Let the Marketing of Derek Jeter’s Farewell Begin

The Derek Jeter farewell tour is coming, with the inevitable merchandising: caps and T-shirts with a Jeter-centric logo; dirt from his shortstop area packaged in vials; autographs; signed bases, balls, home plates and, well, almost anything else imaginable.

Derek Jeter, center, and the Yankees honoring Mariano Rivera, right, in 2011, days after his 602nd save broke the career record. Barton Silverman/The New York Times

The tour was going to happen whenever Jeter said he was retiring — and whenever fell Wednesday as he announced that 2014 would be his final season.

Didn’t Mariano Rivera just say goodbye after his Tour of 2013, when about 20 of baseball’s licensees created a long retirement line, including New Era caps with a special Rivera logo; Nike and Majestic apparel; and collectibles by Steiner Sports like a $15,000 game-used bullpen rubber from last Sept. 20 to 23? Delta Airlines dedicated a 757 to Rivera, placing a circle with his No. 42 and pinstripes, and signature, on the jet.

The Empire State Building might have to be renamed for Jeter to suit his stature.

The breadth and tenor of the season-long Adieu to Derek will largely be up to Jeter; his agent, Casey Close; and his family. He will want to balance his desire to give fans something to remember his final season by and his goal of raising money for his Turn 2 Foundation, as he did in 2011 during his quest for his 3,000th hit.

“This is really personal to Derek, so we’ll wait and see what, if anything, he wants,” said Brandon Steiner, the founder and chief executive of Steiner Sports, the official collectibles licensee for Jeter and the Yankees, among others. “I would expect him to be reluctant, but raising money for his foundation is always a premium for him.”
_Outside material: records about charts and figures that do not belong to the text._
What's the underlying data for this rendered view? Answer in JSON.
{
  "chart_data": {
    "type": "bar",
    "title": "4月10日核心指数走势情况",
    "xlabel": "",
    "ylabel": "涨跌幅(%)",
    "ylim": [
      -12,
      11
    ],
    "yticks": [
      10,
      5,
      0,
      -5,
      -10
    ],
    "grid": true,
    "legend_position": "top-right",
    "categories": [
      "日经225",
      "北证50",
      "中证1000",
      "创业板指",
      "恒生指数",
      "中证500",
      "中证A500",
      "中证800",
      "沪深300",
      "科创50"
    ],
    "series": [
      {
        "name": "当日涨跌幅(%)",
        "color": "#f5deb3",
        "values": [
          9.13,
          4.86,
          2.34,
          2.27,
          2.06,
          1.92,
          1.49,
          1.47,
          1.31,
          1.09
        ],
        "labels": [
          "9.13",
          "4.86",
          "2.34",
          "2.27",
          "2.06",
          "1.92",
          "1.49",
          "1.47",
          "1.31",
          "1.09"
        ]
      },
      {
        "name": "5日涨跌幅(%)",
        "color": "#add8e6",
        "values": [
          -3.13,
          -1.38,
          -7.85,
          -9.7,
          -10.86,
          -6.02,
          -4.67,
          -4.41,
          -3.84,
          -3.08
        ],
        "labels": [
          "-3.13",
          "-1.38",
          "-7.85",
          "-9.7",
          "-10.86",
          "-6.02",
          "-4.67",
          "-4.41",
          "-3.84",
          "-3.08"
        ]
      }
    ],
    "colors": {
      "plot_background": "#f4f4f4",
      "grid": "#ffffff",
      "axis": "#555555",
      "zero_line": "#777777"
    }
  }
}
Tim Brosnan, Major League Baseball’s executive vice president for business, said: “Derek is conservative in his approach to monetizing anything. We will be respectful and take our marching orders from him.”

The Yankees quietly kicked off the campaign within hours of Jeter’s retirement announcement. An email that hailed the coming season as his last offered this makeshift, Trekkian slogan: “Captain’s Final Voyage.”
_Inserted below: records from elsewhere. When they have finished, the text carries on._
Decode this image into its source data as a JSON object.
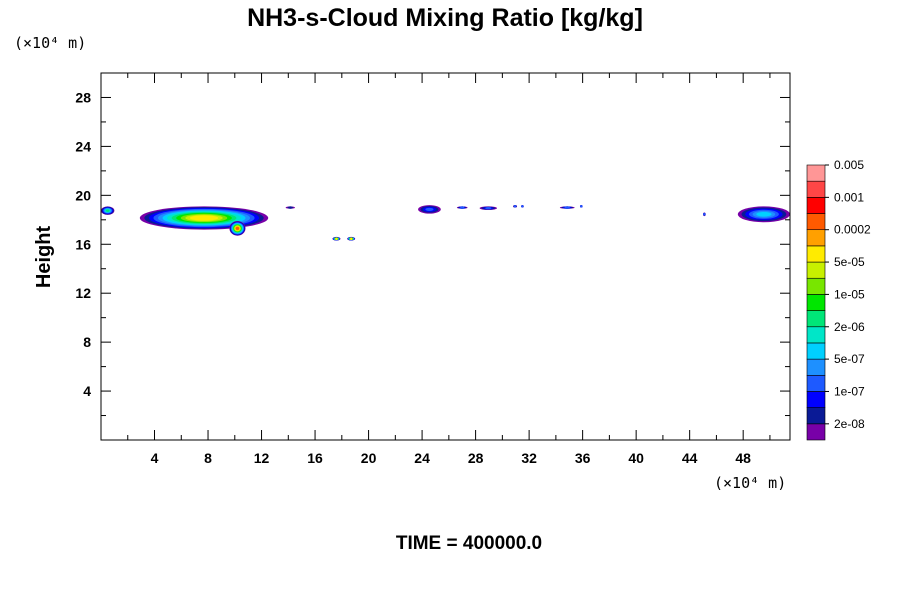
{
  "chart_data": {
    "type": "contour",
    "title": "NH3-s-Cloud Mixing Ratio [kg/kg]",
    "ylabel": "Height",
    "x_unit_label": "(×10⁴ m)",
    "y_unit_label": "(×10⁴ m)",
    "xlim": [
      0,
      51.5
    ],
    "ylim": [
      0,
      30
    ],
    "x_ticks": [
      4,
      8,
      12,
      16,
      20,
      24,
      28,
      32,
      36,
      40,
      44,
      48
    ],
    "y_ticks": [
      4,
      8,
      12,
      16,
      20,
      24,
      28
    ],
    "grid": false,
    "footer": "TIME = 400000.0",
    "colorbar": {
      "placement": "right",
      "colors": [
        "#7800a8",
        "#0a1a96",
        "#0000ff",
        "#1e5aff",
        "#1e90ff",
        "#00d0ff",
        "#00e6c8",
        "#00e678",
        "#00e600",
        "#78e600",
        "#c8f000",
        "#ffeb00",
        "#ffa000",
        "#ff5a00",
        "#ff0000",
        "#ff4646",
        "#ff9696"
      ],
      "labels": [
        "2e-08",
        "1e-07",
        "5e-07",
        "2e-06",
        "1e-05",
        "5e-05",
        "0.0002",
        "0.001",
        "0.005"
      ]
    },
    "cloud_features": [
      {
        "x": [
          0.0,
          1.0
        ],
        "y": [
          18.4,
          19.1
        ],
        "max_level": "2e-06"
      },
      {
        "x": [
          2.9,
          12.5
        ],
        "y": [
          17.2,
          19.1
        ],
        "max_level": "5e-05"
      },
      {
        "x": [
          9.6,
          10.8
        ],
        "y": [
          16.7,
          17.9
        ],
        "max_level": "0.0002"
      },
      {
        "x": [
          13.8,
          14.5
        ],
        "y": [
          18.9,
          19.1
        ],
        "max_level": "2e-08"
      },
      {
        "x": [
          17.3,
          17.9
        ],
        "y": [
          16.3,
          16.6
        ],
        "max_level": "5e-05"
      },
      {
        "x": [
          18.4,
          19.0
        ],
        "y": [
          16.3,
          16.6
        ],
        "max_level": "5e-05"
      },
      {
        "x": [
          23.7,
          25.4
        ],
        "y": [
          18.5,
          19.2
        ],
        "max_level": "1e-07"
      },
      {
        "x": [
          26.6,
          27.4
        ],
        "y": [
          18.9,
          19.1
        ],
        "max_level": "1e-07"
      },
      {
        "x": [
          28.3,
          29.6
        ],
        "y": [
          18.8,
          19.1
        ],
        "max_level": "1e-07"
      },
      {
        "x": [
          30.8,
          31.1
        ],
        "y": [
          19.0,
          19.2
        ],
        "max_level": "1e-07"
      },
      {
        "x": [
          31.4,
          31.6
        ],
        "y": [
          19.0,
          19.2
        ],
        "max_level": "1e-07"
      },
      {
        "x": [
          34.3,
          35.4
        ],
        "y": [
          18.9,
          19.1
        ],
        "max_level": "1e-07"
      },
      {
        "x": [
          35.8,
          36.0
        ],
        "y": [
          19.0,
          19.2
        ],
        "max_level": "1e-07"
      },
      {
        "x": [
          45.0,
          45.2
        ],
        "y": [
          18.3,
          18.6
        ],
        "max_level": "1e-07"
      },
      {
        "x": [
          47.6,
          51.5
        ],
        "y": [
          17.8,
          19.1
        ],
        "max_level": "5e-07"
      }
    ]
  }
}
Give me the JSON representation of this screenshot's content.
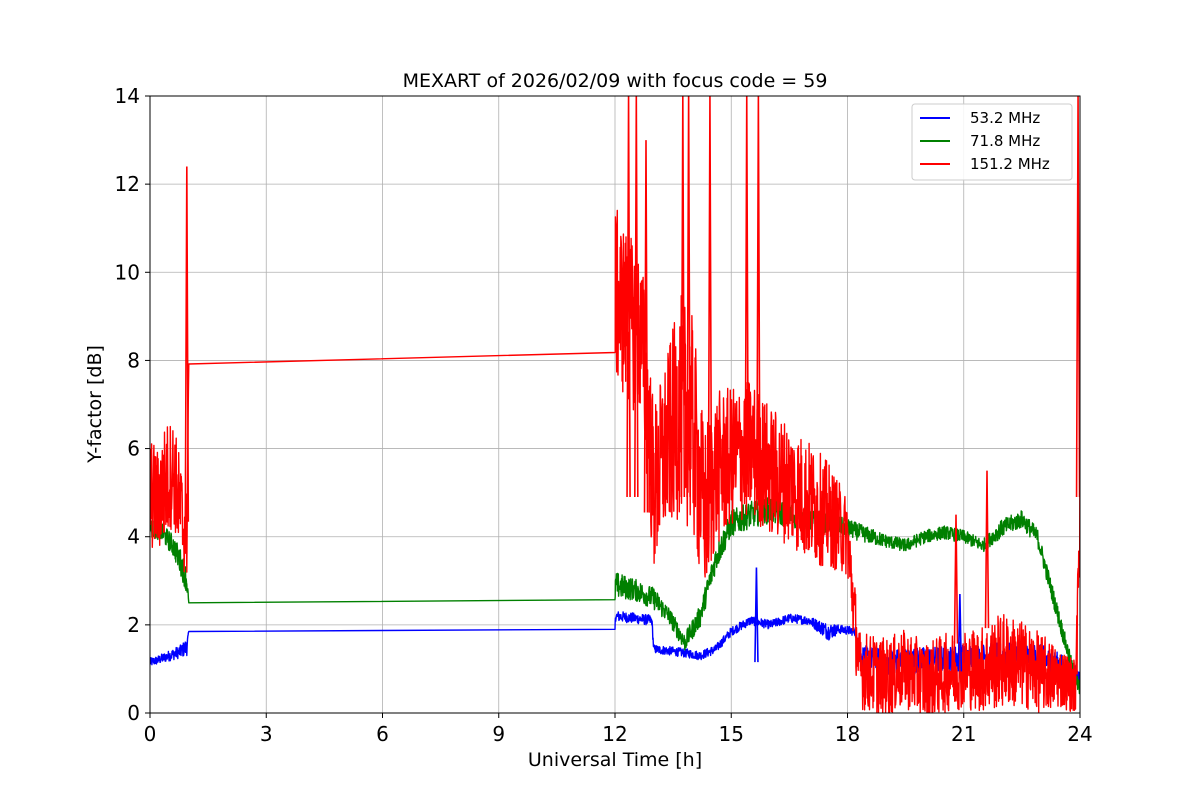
{
  "chart_data": {
    "type": "line",
    "title": "MEXART of 2026/02/09 with focus code = 59",
    "xlabel": "Universal Time [h]",
    "ylabel": "Y-factor [dB]",
    "xlim": [
      0,
      24
    ],
    "ylim": [
      0,
      14
    ],
    "xticks": [
      0,
      3,
      6,
      9,
      12,
      15,
      18,
      21,
      24
    ],
    "yticks": [
      0,
      2,
      4,
      6,
      8,
      10,
      12,
      14
    ],
    "grid": true,
    "legend_position": "top-right",
    "series": [
      {
        "name": "53.2 MHz",
        "color": "#0000ff",
        "x": [
          0.0,
          0.2,
          0.5,
          0.8,
          0.95,
          1.0,
          12.0,
          12.01,
          12.5,
          12.95,
          13.0,
          13.5,
          13.9,
          14.2,
          14.6,
          15.0,
          15.5,
          16.0,
          16.5,
          17.0,
          17.3,
          17.5,
          17.8,
          18.2,
          18.3,
          19.0,
          20.0,
          21.0,
          22.0,
          23.0,
          23.5,
          23.9,
          24.0
        ],
        "y": [
          1.15,
          1.2,
          1.3,
          1.4,
          1.5,
          1.85,
          1.9,
          2.2,
          2.15,
          2.1,
          1.45,
          1.4,
          1.35,
          1.3,
          1.45,
          1.85,
          2.1,
          2.0,
          2.15,
          2.1,
          1.95,
          1.85,
          1.9,
          1.85,
          1.3,
          1.15,
          1.2,
          1.25,
          1.3,
          1.25,
          1.1,
          0.9,
          0.8
        ],
        "noise": [
          0.1,
          0.1,
          0.12,
          0.15,
          0.2,
          0,
          0,
          0.12,
          0.12,
          0.12,
          0.1,
          0.1,
          0.1,
          0.1,
          0.1,
          0.1,
          0.1,
          0.1,
          0.1,
          0.1,
          0.15,
          0.2,
          0.1,
          0.1,
          0.25,
          0.3,
          0.3,
          0.3,
          0.3,
          0.3,
          0.25,
          0.2,
          0.1
        ]
      },
      {
        "name": "71.8 MHz",
        "color": "#008000",
        "x": [
          0.0,
          0.3,
          0.6,
          0.8,
          0.95,
          1.0,
          12.0,
          12.01,
          12.5,
          13.0,
          13.4,
          13.8,
          14.2,
          14.6,
          15.0,
          15.5,
          16.0,
          16.5,
          17.0,
          17.5,
          18.0,
          18.3,
          19.0,
          19.5,
          20.0,
          20.5,
          21.0,
          21.5,
          22.0,
          22.5,
          22.9,
          23.2,
          23.5,
          23.8,
          24.0
        ],
        "y": [
          4.2,
          4.1,
          3.8,
          3.4,
          3.0,
          2.5,
          2.57,
          2.9,
          2.8,
          2.6,
          2.2,
          1.6,
          2.2,
          3.5,
          4.3,
          4.5,
          4.6,
          4.5,
          4.4,
          4.3,
          4.2,
          4.1,
          3.9,
          3.8,
          4.0,
          4.1,
          4.0,
          3.8,
          4.2,
          4.4,
          4.0,
          3.0,
          2.0,
          1.0,
          0.5
        ],
        "noise": [
          0.2,
          0.2,
          0.25,
          0.3,
          0.3,
          0,
          0,
          0.3,
          0.25,
          0.25,
          0.2,
          0.2,
          0.25,
          0.3,
          0.3,
          0.3,
          0.3,
          0.3,
          0.25,
          0.25,
          0.2,
          0.2,
          0.15,
          0.15,
          0.15,
          0.15,
          0.15,
          0.15,
          0.2,
          0.2,
          0.2,
          0.2,
          0.2,
          0.2,
          0.2
        ]
      },
      {
        "name": "151.2 MHz",
        "color": "#ff0000",
        "x": [
          0.0,
          0.2,
          0.4,
          0.6,
          0.8,
          0.95,
          1.0,
          12.0,
          12.01,
          12.3,
          12.7,
          13.0,
          13.3,
          13.7,
          14.0,
          14.3,
          14.6,
          15.0,
          15.5,
          16.0,
          16.5,
          17.0,
          17.5,
          18.0,
          18.3,
          18.6,
          19.0,
          19.5,
          20.0,
          20.5,
          21.0,
          21.5,
          22.0,
          22.5,
          23.0,
          23.5,
          23.9,
          24.0
        ],
        "y": [
          5.0,
          4.8,
          5.2,
          5.5,
          4.5,
          4.0,
          7.92,
          8.18,
          9.5,
          9.0,
          8.5,
          5.0,
          6.0,
          7.0,
          6.5,
          4.5,
          5.5,
          5.8,
          6.0,
          5.5,
          5.2,
          4.8,
          4.5,
          4.0,
          1.0,
          0.9,
          0.8,
          1.0,
          0.7,
          0.9,
          1.0,
          1.0,
          1.2,
          1.1,
          0.9,
          0.8,
          0.6,
          7.0
        ],
        "noise": [
          1.3,
          1.2,
          1.4,
          1.2,
          1.2,
          1.0,
          0,
          0,
          2.0,
          2.0,
          1.8,
          2.0,
          2.0,
          2.5,
          2.5,
          2.0,
          1.8,
          1.6,
          1.6,
          1.5,
          1.4,
          1.4,
          1.2,
          0.9,
          0.9,
          0.9,
          0.9,
          0.9,
          0.9,
          0.9,
          0.9,
          1.0,
          1.1,
          1.0,
          0.9,
          0.7,
          0.6,
          4.0
        ]
      }
    ],
    "spikes": [
      {
        "series": 2,
        "x": 0.95,
        "y": 12.4
      },
      {
        "series": 2,
        "x": 12.35,
        "y": 14.0
      },
      {
        "series": 2,
        "x": 12.55,
        "y": 14.0
      },
      {
        "series": 2,
        "x": 12.8,
        "y": 13.0
      },
      {
        "series": 2,
        "x": 13.75,
        "y": 14.0
      },
      {
        "series": 2,
        "x": 13.9,
        "y": 14.0
      },
      {
        "series": 2,
        "x": 14.45,
        "y": 14.0
      },
      {
        "series": 2,
        "x": 15.4,
        "y": 14.0
      },
      {
        "series": 2,
        "x": 15.7,
        "y": 14.0
      },
      {
        "series": 2,
        "x": 20.8,
        "y": 4.5
      },
      {
        "series": 2,
        "x": 21.6,
        "y": 5.5
      },
      {
        "series": 2,
        "x": 23.95,
        "y": 14.0
      },
      {
        "series": 0,
        "x": 15.65,
        "y": 3.3
      },
      {
        "series": 0,
        "x": 20.9,
        "y": 2.7
      }
    ]
  }
}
Steiner suggested a phrase for his Jeter-goodbye products, but it may need a tweak given its undertaker’s tone: “The Derek Jeter Final Journey Collection.”

Lonn Trost, the Yankees’ chief operating officer, said Thursday morning that the team had not thought in detail about Jeter’s goodbye. “Right now, I don’t think he’s considering what Mo did, but we haven’t sat down to get his thoughts,” Trost said.

Rivera swept through major league parks like a benevolent monarch, receiving gifts from rival teams while endearing himself to the stadium workers, fans and families he met at each stop. That might not be Jeter’s style.

Brosnan said he could not remember anything as extensive as the tributes for Rivera, “who spent 20 years with a singular club, won five world championships, was in the playoffs however many times, and was the greatest player at his position all time.”

The merchandised tributes to Jeter for his 3,000th hit and to Rivera were unusual, but they clearly serve as models for Jeter’s farewell and for those of future star players.

Championship teams are commemorated with parades, licensed goods and White House visits. Retiring players usually receive days in their honor, with gifts. But season-long, coordinated campaigns are not de rigueur.

It will be interesting to see if Kobe Bryant, a career-long Los Angeles Laker, is treated like Rivera or Jeter. Had today’s sports merchandising and marketing existed in the 1930s, “Babe Ruth’s Final Voyage” would have been ubiquitous, and Babe-drunk booze bottles could have been repackaged as signed collectibles.

Already it is clear that the demand for existing Jeter goods is great and should be greater when they say “farewell” or have a patch with something like “DJ14.” Fanatics.com, the online retailer, said that on Wednesday, sales of merchandise with Jeter’s name soared 600 percent from the day before.

Steiner is prepared for whatever course Jeter decides, but Steiner’s entrepreneurial bent seems to be toward a full-out assault of Jeter merchandise. Steiner has been contemplating a campaign like this for years and slept only two hours Wednesday thinking of its outlines.

His New Rochelle warehouse has plenty of Jeter products that need only an additional photograph of his final at-bat, a vial of dirt or a signed ball to complete the type of created collectible that is his specialty.

“How do you get your arms around this sort of thing?” Steiner said. “He has so many moments, going back to the dive, to Mr. November, all the World Series. It’s massive.”

That sort of sentiment is what thrills a retail chain like Modell’s.

“Jeter 3,000 was insane,” said Mitch Modell, the retailer’s chief executive. “I think this will be bigger.”